Sweden’s embattled Prime Minister, who led his left-wing coalition to a historically poor result in this month’s national elections, has lost a confidence vote, meaning he will have to step down as the national leader.
Social Democrats party leader Stefan Löfven has been Sweden’s Prime Minister since 2014 and will continue in the post as the nation’s interim Prime Minister until a new governing coalition can be formed. 204 MPs voted against Löfven’s leadership in the Riksdag, while 142 supported him continuing.
Despite his defeat, Löfven said he wanted to continue as Prime Minister and said he saw good opportunities on the horizon to do so, reports Sweden’s Expressen.
The vote was triggered by the Moderate party after September’s national election failed to return a viable coalition, with both the left wing grouping led by Mr Löfven’s Social Democrats gaining 144 seats and the centre-right coalition led by the Moderates taking 143.
The populist, anti-mass migration Sweden Democrats are in a position to be kingmakers, but both potential coalition groups have ruled out working with the party, which they accuse of being too extreme to be allowed near power.
The Social Democrat party has won every single Swedish general election since 1914, when it displaced the conservative Moderate party, meaning a single party either alone or in coalition has ruled the Swedish state non-stop for over a century. If the centre-right coalition does embrace the populist Sweden Democrats to avoid fighting another election, the new government would be a historic one, and represent a significant change in direction for Sweden.
Although the Sweden Democrat’s anti-mass migration views are highly cited by establishment parties as a reason for refusing cooperation in the Swedish parliament, it is concerns over that very issue which are widely perceived to have pushed Löfven’s left-wing party to record its worst national result this month since March 1914.
The Europe Migrant Crisis began to bite shortly after Sweden’s previous election, and rather than protecting Sweden’s external borders, Löfven elected to follow German Chancellor Angela Merkel’s lead in welcoming large numbers of migrants to the nation. Within the first year of arrivals, Sweden had already welcomed more migrant crisis arrivals than any other nation in Europe, per capita.

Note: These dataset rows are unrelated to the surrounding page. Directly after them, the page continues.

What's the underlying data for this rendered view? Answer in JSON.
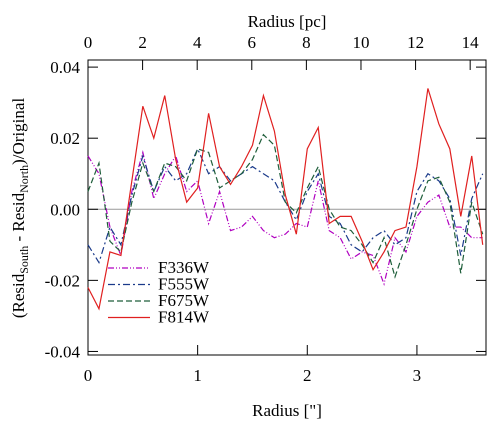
{
  "chart_data": {
    "type": "line",
    "xlabel": "Radius [\"]",
    "x2label": "Radius [pc]",
    "ylabel_parts": [
      "(Resid",
      "South",
      " - Resid",
      "North",
      ")/Original"
    ],
    "xlim": [
      0,
      3.63
    ],
    "xticks": [
      0,
      1,
      2,
      3
    ],
    "x2lim": [
      0,
      14.58
    ],
    "x2ticks": [
      0,
      2,
      4,
      6,
      8,
      10,
      12,
      14
    ],
    "ylim": [
      -0.041,
      0.042
    ],
    "yticks": [
      {
        "value": -0.04,
        "label": "-0.04"
      },
      -0.02,
      {
        "value": 0,
        "label": "0.00"
      },
      0.02,
      0.04
    ],
    "reference_line": 0,
    "x": [
      0,
      0.1,
      0.2,
      0.3,
      0.4,
      0.5,
      0.6,
      0.7,
      0.8,
      0.9,
      1.0,
      1.1,
      1.2,
      1.3,
      1.4,
      1.5,
      1.6,
      1.7,
      1.8,
      1.9,
      2.0,
      2.1,
      2.2,
      2.3,
      2.4,
      2.5,
      2.6,
      2.7,
      2.8,
      2.9,
      3.0,
      3.1,
      3.2,
      3.3,
      3.4,
      3.5,
      3.6
    ],
    "series": [
      {
        "name": "F336W",
        "color": "#b000c0",
        "dash": "6,2,1,2,1,2",
        "values": [
          0.015,
          0.01,
          -0.005,
          -0.013,
          0.005,
          0.016,
          0.003,
          0.01,
          0.015,
          0.005,
          0.008,
          -0.004,
          0.005,
          -0.006,
          -0.005,
          -0.002,
          -0.006,
          -0.008,
          -0.007,
          -0.004,
          -0.005,
          0.008,
          -0.006,
          -0.008,
          -0.014,
          -0.012,
          -0.013,
          -0.021,
          -0.008,
          -0.012,
          -0.002,
          0.002,
          0.004,
          -0.005,
          -0.005,
          -0.008,
          -0.008
        ]
      },
      {
        "name": "F555W",
        "color": "#1a3a8a",
        "dash": "7,3,2,3",
        "values": [
          -0.01,
          -0.015,
          -0.005,
          -0.01,
          0.004,
          0.015,
          0.005,
          0.012,
          0.008,
          0.01,
          0.017,
          0.01,
          0.012,
          0.008,
          0.01,
          0.012,
          0.01,
          0.008,
          0.002,
          -0.003,
          0.005,
          0.01,
          -0.002,
          -0.004,
          -0.01,
          -0.012,
          -0.008,
          -0.006,
          -0.01,
          -0.008,
          0.005,
          0.01,
          0.008,
          0.003,
          -0.013,
          0.003,
          0.01
        ]
      },
      {
        "name": "F675W",
        "color": "#1e5e3a",
        "dash": "6,3",
        "values": [
          0.005,
          0.013,
          -0.009,
          -0.012,
          0.002,
          0.013,
          0.005,
          0.013,
          0.012,
          0.008,
          0.017,
          0.016,
          0.006,
          0.008,
          0.01,
          0.014,
          0.021,
          0.018,
          0.002,
          -0.001,
          0.006,
          0.012,
          0.0,
          -0.005,
          -0.006,
          -0.01,
          -0.015,
          -0.008,
          -0.019,
          -0.01,
          0.0,
          0.008,
          0.009,
          0.002,
          -0.018,
          0.002,
          -0.007
        ]
      },
      {
        "name": "F814W",
        "color": "#e02020",
        "dash": "none",
        "values": [
          -0.022,
          -0.028,
          -0.012,
          -0.013,
          0.008,
          0.029,
          0.02,
          0.032,
          0.014,
          0.002,
          0.006,
          0.027,
          0.012,
          0.007,
          0.012,
          0.018,
          0.032,
          0.022,
          0.004,
          -0.007,
          0.017,
          0.023,
          -0.004,
          -0.002,
          -0.002,
          -0.009,
          -0.017,
          -0.012,
          -0.006,
          -0.005,
          0.012,
          0.034,
          0.024,
          0.017,
          -0.002,
          0.015,
          -0.01
        ]
      }
    ]
  }
}
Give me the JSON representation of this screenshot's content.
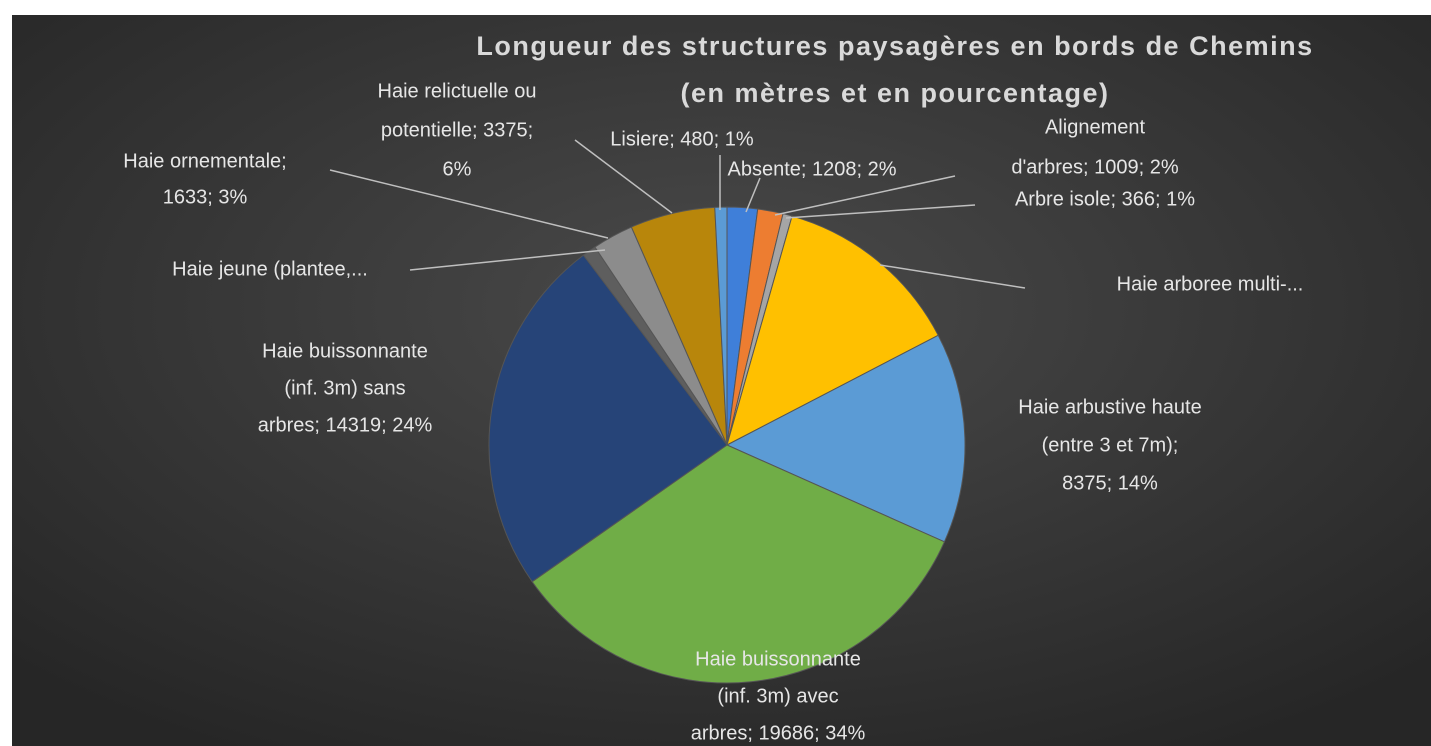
{
  "chart_data": {
    "type": "pie",
    "title": "Longueur des structures paysagères en bords de Chemins",
    "subtitle": "(en mètres et en pourcentage)",
    "values": [
      1208,
      1009,
      366,
      7600,
      8375,
      19686,
      14319,
      550,
      1633,
      3375,
      480
    ],
    "value_labels": [
      [
        "Absente; 1208; 2%"
      ],
      [
        "Alignement",
        "d'arbres; 1009; 2%"
      ],
      [
        "Arbre isole; 366; 1%"
      ],
      [
        "Haie arboree multi-..."
      ],
      [
        "Haie arbustive haute",
        "(entre 3 et 7m);",
        "8375; 14%"
      ],
      [
        "Haie buissonnante",
        "(inf. 3m) avec",
        "arbres; 19686; 34%"
      ],
      [
        "Haie buissonnante",
        "(inf. 3m) sans",
        "arbres; 14319; 24%"
      ],
      [
        "Haie jeune (plantee,..."
      ],
      [
        "Haie ornementale;",
        "1633; 3%"
      ],
      [
        "Haie relictuelle ou",
        "potentielle; 3375;",
        "6%"
      ],
      [
        "Lisiere; 480; 1%"
      ]
    ],
    "colors": [
      "#3f7fd9",
      "#ed7d31",
      "#a5a5a5",
      "#ffc000",
      "#5b9bd5",
      "#70ad47",
      "#264478",
      "#5e5e5e",
      "#8c8c8c",
      "#b8860b",
      "#5b9bd5"
    ]
  }
}
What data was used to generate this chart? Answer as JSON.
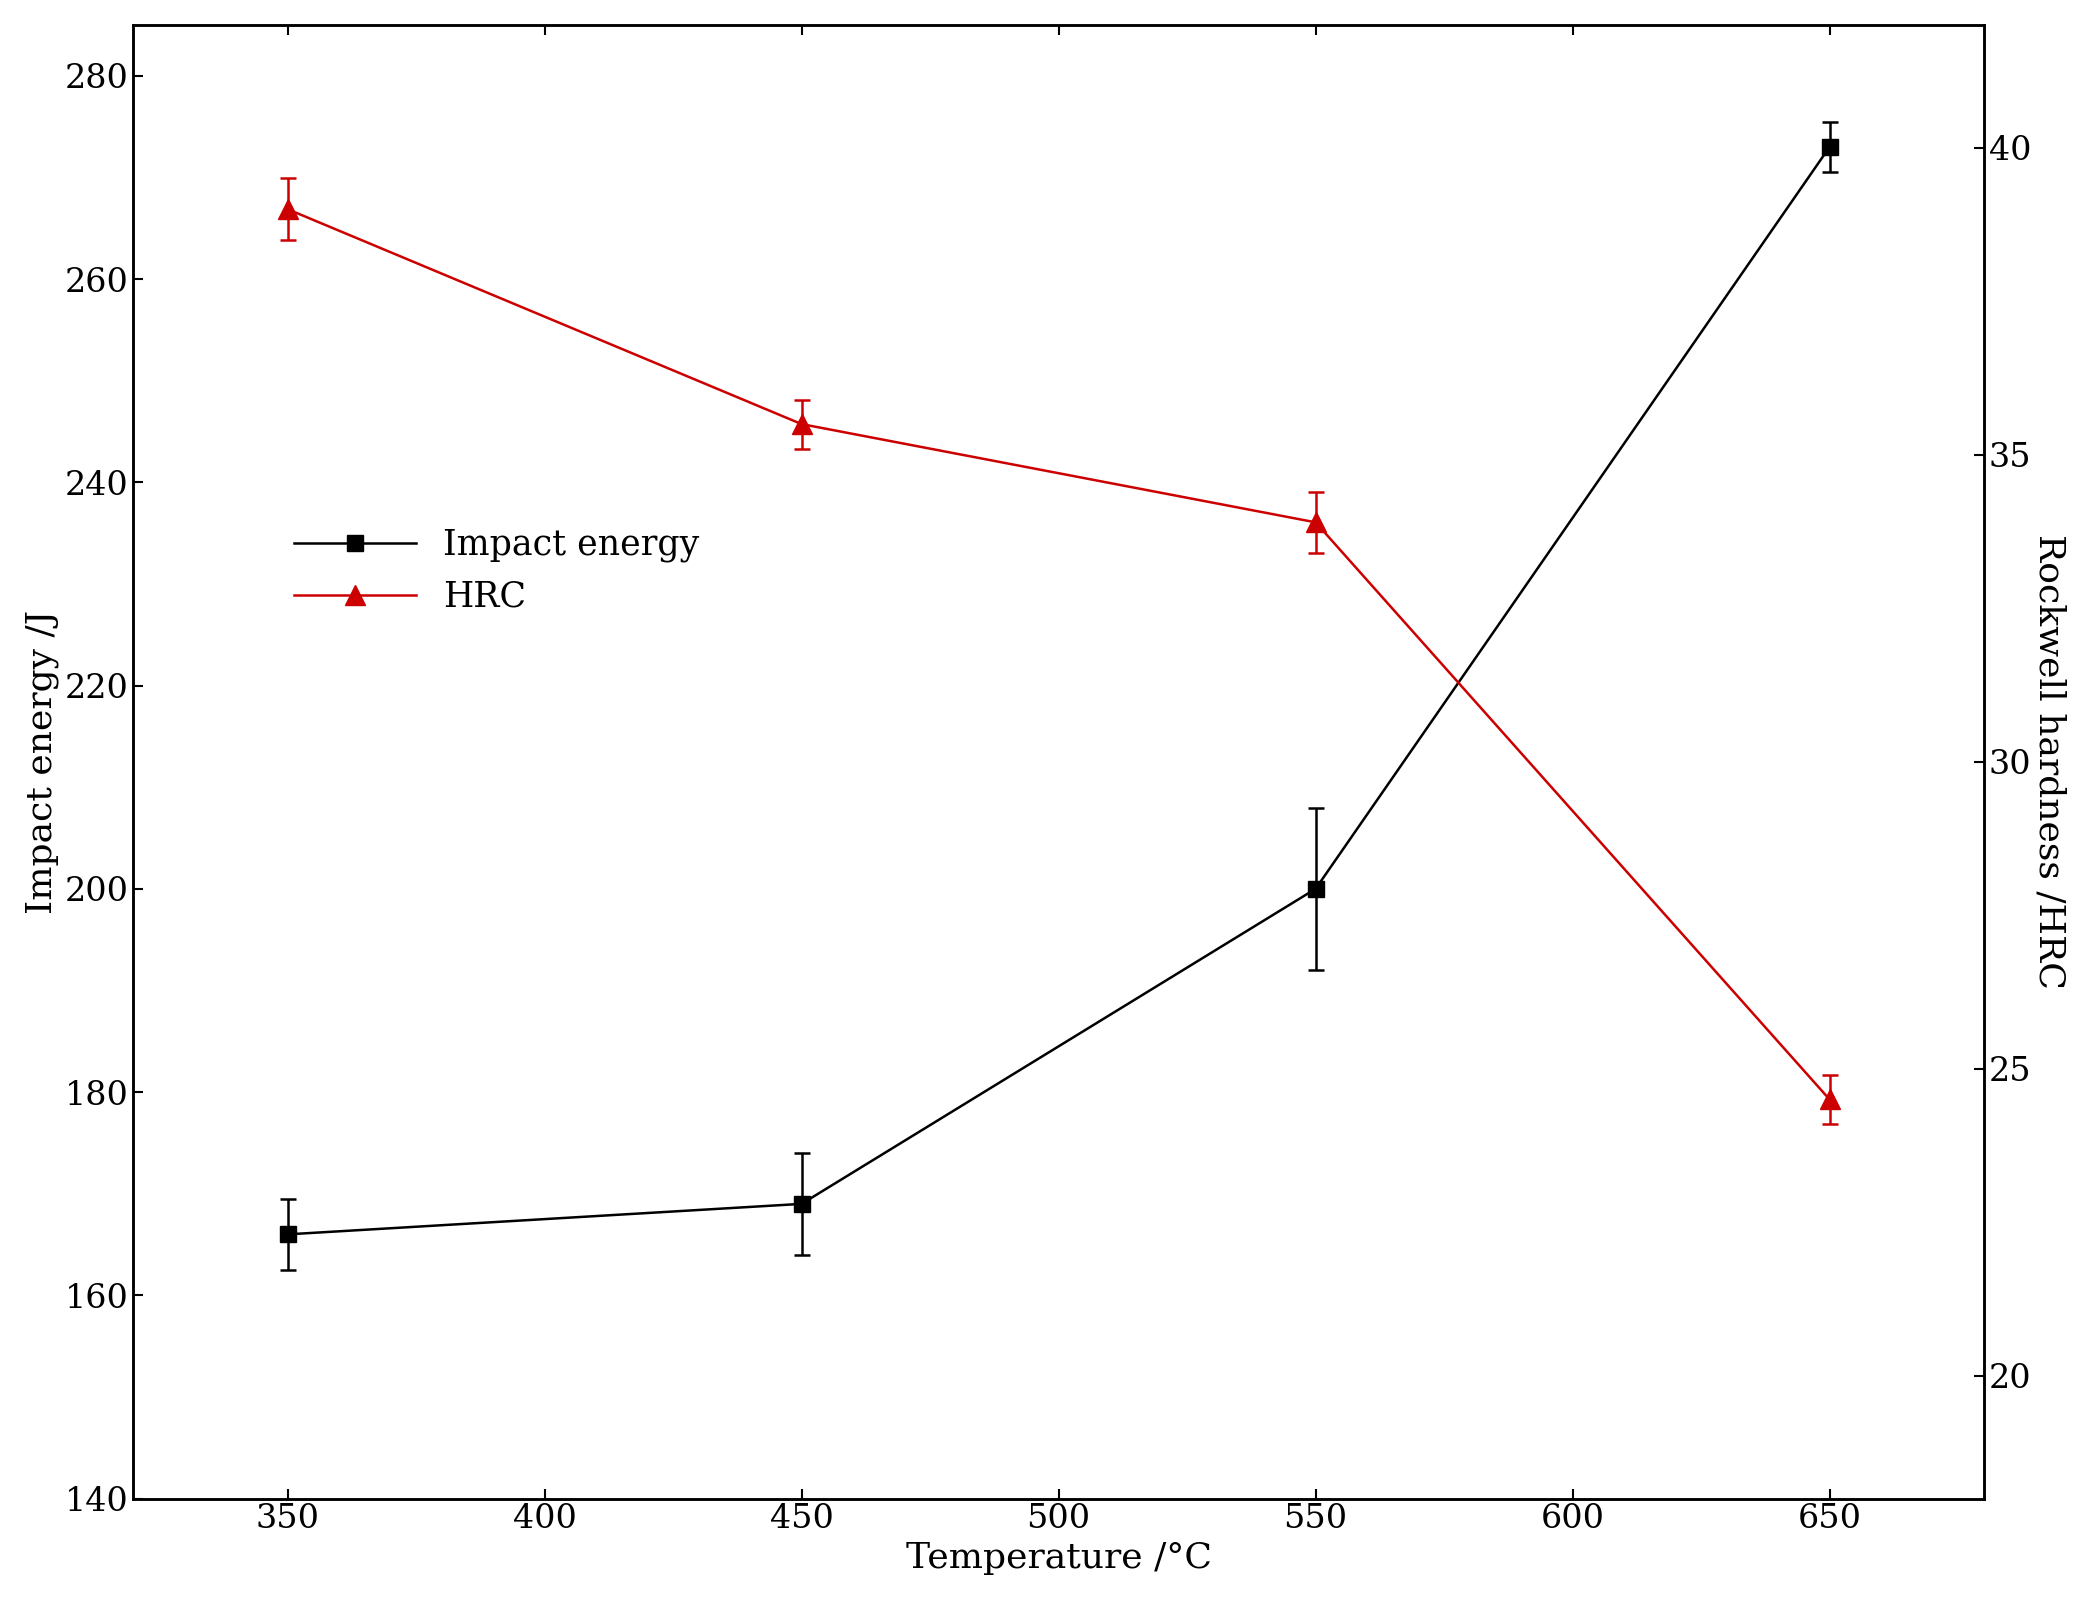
{
  "temperature": [
    350,
    450,
    550,
    650
  ],
  "impact_energy": [
    166,
    169,
    200,
    273
  ],
  "impact_energy_err": [
    3.5,
    5.0,
    8.0,
    2.5
  ],
  "hrc": [
    39.0,
    35.5,
    33.9,
    24.5
  ],
  "hrc_err": [
    0.5,
    0.4,
    0.5,
    0.4
  ],
  "impact_color": "#000000",
  "hrc_color": "#cc0000",
  "xlabel": "Temperature /°C",
  "ylabel_left": "Impact energy /J",
  "ylabel_right": "Rockwell hardness /HRC",
  "xlim": [
    320,
    680
  ],
  "ylim_left": [
    140,
    285
  ],
  "ylim_right": [
    18,
    42
  ],
  "yticks_left": [
    140,
    160,
    180,
    200,
    220,
    240,
    260,
    280
  ],
  "yticks_right": [
    20,
    25,
    30,
    35,
    40
  ],
  "xticks": [
    350,
    400,
    450,
    500,
    550,
    600,
    650
  ],
  "legend_labels": [
    "Impact energy",
    "HRC"
  ],
  "fontsize_label": 26,
  "fontsize_tick": 24,
  "fontsize_legend": 25
}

The 2018 Eurobarometer poll laid bare the impact this sudden upheaval has had on Swedish society when it showed just 24 percent of Swedes thought the integration of new arrivals was going well, while 73 percent said it was going badly. In separate polling from last month, 73 percent of Swedes were then shown to believe their nation was going in the “wrong direction”, well above the worldwide average for home concern.
Despite the perceived link between his hardened views on open borders and his decline in popularity, Löfven last week nevertheless doubled down on the topic, demanding ahead of the European Union Salzburg summit that mass migration must be forced upon reluctant nations. The Swedish journalist questioning the Prime Minister on the subject reported he became visibly angry when discussing the subject.